Le shunga servivano poi come una sorta di manuale di educazione sessuale per le giovani coppie e sebbene dipinte da uomini per un pubblico maschile, sembra che anche le donne non disdegnassero queste stampe. La maggior parte delle coppie rappresentate danno l'impressione di essere profondamente coinvolte anima e corpo nell'atto e di trarne un piacere reciproco.
Spesso sono raffigurati marito e moglie, tra le mura domestiche, nella vita quotidiana, altre invece mostrano immagini poco reali, con genitali dalle dimensioni smisurate e situazioni decisamente comiche, spesso irriverenti e impertinenti.

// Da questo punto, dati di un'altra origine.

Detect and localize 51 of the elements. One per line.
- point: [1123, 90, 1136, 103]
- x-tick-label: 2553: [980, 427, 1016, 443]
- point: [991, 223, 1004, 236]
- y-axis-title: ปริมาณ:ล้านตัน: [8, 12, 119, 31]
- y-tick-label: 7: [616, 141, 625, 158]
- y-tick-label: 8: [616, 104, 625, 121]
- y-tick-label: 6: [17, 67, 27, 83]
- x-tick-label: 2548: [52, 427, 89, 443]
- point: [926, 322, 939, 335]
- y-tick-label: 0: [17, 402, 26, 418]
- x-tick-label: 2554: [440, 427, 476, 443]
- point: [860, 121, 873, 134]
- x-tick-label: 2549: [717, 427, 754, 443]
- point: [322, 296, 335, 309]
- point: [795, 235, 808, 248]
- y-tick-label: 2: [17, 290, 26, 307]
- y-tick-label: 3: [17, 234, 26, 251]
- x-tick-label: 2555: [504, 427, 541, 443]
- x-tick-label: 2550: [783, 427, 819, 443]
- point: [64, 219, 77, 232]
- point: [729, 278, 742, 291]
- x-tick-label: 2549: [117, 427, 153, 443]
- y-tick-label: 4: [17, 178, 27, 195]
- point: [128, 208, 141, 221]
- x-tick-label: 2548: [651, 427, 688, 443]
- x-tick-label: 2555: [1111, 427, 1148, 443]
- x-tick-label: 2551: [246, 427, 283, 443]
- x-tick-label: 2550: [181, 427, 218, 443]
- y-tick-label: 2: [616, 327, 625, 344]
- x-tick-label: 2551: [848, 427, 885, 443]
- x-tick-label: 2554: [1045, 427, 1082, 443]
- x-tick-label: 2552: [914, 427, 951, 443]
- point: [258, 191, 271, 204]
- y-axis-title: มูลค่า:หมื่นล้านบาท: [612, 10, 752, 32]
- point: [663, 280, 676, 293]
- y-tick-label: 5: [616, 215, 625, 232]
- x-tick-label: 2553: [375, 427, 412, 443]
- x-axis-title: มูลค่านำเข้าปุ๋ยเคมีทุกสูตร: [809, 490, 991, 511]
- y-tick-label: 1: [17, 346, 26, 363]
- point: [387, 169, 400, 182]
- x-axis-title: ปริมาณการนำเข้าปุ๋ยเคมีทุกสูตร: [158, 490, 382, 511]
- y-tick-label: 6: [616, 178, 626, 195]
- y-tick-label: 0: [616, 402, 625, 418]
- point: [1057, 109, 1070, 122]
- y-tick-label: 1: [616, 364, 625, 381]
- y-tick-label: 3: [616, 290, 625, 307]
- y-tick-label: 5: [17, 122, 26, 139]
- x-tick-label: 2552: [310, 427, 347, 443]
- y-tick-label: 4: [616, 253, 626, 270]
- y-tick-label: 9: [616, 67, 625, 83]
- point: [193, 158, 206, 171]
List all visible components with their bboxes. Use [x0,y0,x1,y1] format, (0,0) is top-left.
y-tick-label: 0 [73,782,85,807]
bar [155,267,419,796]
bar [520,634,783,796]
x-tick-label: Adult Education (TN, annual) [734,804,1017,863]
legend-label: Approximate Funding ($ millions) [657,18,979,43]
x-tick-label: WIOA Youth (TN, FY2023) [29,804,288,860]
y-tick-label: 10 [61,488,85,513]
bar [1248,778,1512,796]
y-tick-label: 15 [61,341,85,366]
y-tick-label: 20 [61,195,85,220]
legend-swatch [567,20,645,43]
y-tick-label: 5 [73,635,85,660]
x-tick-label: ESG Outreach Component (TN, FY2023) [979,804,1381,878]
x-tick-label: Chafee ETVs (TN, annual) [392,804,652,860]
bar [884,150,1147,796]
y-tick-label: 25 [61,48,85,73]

Le shunga infatti nascondono anche uno spirito di ribellione, con fini politici anche seri; alcune volte le parodie sessuali di opere serie somigliano così tanto all'originale da far pensare che siano state realizzate dallo stesso autore.
 

Nel 1722 però questo spirito satirico fu sanzionato: gli organi censori vietarono le "immagini di primavera", dichiarandole illegali ed impedendone la produzione per una ventina d'anni. Ma lo spirito indomito delle shunga continuò ad esistere e le opere iniziarono ad apparire clandestinamente, ancora più sarcastiche ed audaci di prima. Alla fine dell'epoca Edo le shunga iniziarono a sbarcare anche in Occidente: l'ammiraglio Matthew Perry, che mise fine all'isolamento del Giappone, le ricevette in dono dallo shogun. Picasso, Rodin e Toulouse-Lautrec si profusero in lodi e esse, insieme a tutte le ukiyo-e che arrivarono ad Occidente, contribuirono a dare vita al movimento artistico denominato Japonisme, che ispirò artisti del calibro di Manet, Degas, Monet e Van Gogh.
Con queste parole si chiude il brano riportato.